On the 4th of July weekend, my Pastor taught about freedom from a portion of scripture in Galatians. One verse (5:13) particularly caught my attention:
“You, my brothers, were called to be free.
But do not use your freedom to indulge the sinful nature;
rather, serve one another in love.”
Paul is being very direct to instruct/remind believers that the grace and mercy demonstrated in the sacrifice of Jesus Christ was not “all about them.” We can be so egocentric that we often believe (or at least act like) it’s all about us. The freedom purchased on the Cross can subtly become “the thing Jesus did for me so I can have a good life and do whatever I want.” Paul firmly rebukes such thinking by citing the reality of what God intends we do with our freedom – serve others.
Over the last 20 years I have been witness to the healing work of Jesus; over and over He has “released the captives and set the prisoners free” from their emotional and spiritual pain and bondage. In light of the verse above, my mind quickly went to a question regarding my pastoral ministry: “Why does God heal emotional and spiritual wounds?”
Undoubtedly, God gets the glory for His healing (if folks give Him the credit He is due). Plus, some folks will share what the Lord revealed to them with others who will find comfort or direction in those words. But surely, it is because He loves people and doesn’t want us to be unhappy or discontent. Right?

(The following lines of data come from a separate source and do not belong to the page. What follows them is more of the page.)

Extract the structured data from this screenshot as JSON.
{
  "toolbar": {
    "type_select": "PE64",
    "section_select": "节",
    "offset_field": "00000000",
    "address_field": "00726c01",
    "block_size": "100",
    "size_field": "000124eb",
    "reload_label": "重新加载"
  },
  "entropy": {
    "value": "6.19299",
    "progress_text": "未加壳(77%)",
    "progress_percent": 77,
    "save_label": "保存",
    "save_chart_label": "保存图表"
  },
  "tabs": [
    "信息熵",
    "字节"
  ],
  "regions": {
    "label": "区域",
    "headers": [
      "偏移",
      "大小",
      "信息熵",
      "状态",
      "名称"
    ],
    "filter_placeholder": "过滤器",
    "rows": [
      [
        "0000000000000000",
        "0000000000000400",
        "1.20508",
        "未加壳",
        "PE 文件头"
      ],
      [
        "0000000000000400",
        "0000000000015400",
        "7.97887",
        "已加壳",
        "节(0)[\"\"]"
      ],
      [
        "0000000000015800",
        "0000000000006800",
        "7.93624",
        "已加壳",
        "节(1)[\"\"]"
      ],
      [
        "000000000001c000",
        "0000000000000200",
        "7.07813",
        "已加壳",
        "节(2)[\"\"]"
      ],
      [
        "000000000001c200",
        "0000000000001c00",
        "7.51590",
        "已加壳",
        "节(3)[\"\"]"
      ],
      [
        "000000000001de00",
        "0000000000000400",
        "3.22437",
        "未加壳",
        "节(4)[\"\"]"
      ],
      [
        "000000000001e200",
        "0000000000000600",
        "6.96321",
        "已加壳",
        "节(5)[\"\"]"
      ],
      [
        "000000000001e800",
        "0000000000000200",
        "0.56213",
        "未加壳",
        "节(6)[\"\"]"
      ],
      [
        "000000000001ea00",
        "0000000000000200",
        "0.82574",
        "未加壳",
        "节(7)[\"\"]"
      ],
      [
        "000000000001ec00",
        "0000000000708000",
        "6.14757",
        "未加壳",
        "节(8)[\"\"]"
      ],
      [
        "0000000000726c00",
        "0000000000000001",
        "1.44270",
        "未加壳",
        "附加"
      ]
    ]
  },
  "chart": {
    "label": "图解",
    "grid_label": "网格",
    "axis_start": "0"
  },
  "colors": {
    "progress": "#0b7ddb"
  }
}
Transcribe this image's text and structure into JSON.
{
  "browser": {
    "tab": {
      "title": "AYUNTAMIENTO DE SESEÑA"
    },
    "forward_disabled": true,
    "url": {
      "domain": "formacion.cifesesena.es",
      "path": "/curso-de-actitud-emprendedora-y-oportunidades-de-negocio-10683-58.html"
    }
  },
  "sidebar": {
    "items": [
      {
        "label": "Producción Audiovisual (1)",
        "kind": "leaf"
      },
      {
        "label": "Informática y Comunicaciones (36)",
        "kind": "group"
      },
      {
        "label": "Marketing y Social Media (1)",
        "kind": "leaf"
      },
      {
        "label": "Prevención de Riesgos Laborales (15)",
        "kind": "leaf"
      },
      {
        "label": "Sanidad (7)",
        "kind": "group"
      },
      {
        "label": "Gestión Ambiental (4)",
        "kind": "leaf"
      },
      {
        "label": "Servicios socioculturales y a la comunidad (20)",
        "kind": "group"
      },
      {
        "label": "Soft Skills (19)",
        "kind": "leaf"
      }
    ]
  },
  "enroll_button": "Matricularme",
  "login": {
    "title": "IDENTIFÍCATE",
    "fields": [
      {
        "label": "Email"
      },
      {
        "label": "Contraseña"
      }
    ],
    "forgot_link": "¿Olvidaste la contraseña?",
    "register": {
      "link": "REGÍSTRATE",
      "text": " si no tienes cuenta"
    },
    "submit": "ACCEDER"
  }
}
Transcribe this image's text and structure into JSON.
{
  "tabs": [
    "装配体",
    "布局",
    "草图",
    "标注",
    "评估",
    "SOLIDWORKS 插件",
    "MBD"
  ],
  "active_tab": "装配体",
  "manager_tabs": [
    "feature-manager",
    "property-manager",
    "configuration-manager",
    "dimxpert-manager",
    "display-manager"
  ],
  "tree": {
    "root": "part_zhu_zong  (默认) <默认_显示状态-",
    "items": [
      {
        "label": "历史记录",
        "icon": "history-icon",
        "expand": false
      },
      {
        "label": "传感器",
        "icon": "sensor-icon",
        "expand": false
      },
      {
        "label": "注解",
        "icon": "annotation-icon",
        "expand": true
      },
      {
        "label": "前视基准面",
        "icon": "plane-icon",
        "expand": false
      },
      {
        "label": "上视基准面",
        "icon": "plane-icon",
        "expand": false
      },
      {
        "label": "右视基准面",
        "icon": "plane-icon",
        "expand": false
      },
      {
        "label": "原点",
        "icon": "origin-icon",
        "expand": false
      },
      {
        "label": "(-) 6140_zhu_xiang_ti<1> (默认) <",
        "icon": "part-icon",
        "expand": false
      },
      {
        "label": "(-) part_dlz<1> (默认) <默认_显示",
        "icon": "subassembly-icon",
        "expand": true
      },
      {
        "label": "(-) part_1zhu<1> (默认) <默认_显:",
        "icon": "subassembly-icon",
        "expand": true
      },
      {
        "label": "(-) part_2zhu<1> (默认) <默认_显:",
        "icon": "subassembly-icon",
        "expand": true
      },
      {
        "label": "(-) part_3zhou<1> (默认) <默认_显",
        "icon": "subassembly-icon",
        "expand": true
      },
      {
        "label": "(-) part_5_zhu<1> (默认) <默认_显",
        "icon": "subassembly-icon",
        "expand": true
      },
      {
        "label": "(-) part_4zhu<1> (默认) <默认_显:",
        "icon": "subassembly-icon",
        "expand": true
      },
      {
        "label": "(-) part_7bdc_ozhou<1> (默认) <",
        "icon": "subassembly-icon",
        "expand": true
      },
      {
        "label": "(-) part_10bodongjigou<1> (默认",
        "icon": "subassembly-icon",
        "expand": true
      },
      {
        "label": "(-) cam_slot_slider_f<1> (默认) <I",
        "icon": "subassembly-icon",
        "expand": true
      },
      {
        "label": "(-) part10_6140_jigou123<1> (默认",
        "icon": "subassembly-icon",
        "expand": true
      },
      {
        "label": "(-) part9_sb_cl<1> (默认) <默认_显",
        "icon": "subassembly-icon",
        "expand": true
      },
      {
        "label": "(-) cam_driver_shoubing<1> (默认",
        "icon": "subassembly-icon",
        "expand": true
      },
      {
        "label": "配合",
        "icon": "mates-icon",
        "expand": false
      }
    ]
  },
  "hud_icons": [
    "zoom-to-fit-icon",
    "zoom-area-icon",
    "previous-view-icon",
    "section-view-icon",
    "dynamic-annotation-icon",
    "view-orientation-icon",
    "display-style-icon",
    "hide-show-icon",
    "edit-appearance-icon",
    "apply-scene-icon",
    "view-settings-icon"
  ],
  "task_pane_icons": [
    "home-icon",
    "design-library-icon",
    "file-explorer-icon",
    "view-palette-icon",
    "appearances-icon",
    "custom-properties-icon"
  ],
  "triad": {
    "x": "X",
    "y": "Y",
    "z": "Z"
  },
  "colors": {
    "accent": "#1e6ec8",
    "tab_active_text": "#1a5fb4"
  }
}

And the last sentence is where I had to pause. So many individuals who have come for ministry embrace the belief that God supernaturally intervenes in their lives primarily for their benefit. While the words of the song, “Oh, how He loves you and me,” are true – He does love you and me – but even that song can become all about us. The emphasis can shift from the wonder of His love to the object of His love – us.
I then realized my responsibility to do a better job of helping people understand that God has a purpose for healing them – so they can serve by being less hindered, more effective disciples of Jesus Christ. When I was in the Navy and became sick or injured, the doctor didn’t tend to me primarily so I could have a better life but so I could get back to the ship and do my job without restriction.
Makes me think of a book and study series entitled “Sacred Marriage” by Gary L. Thomas. The foundational premise of the book is this: in the kingdom mindset of God, marriage is not about making us happy but making us holy. Marriage is the refining tool the Lord uses to expose my flaws and failures so we can humbly come to Him for correction/redirection in pursuit of being like Christ – if that is, in fact, the desire of our faith.
For extra credit: while the above thoughts are bouncing off the walls of your mind, consider reading Luke 17:7-10. It’ll mess with your mind.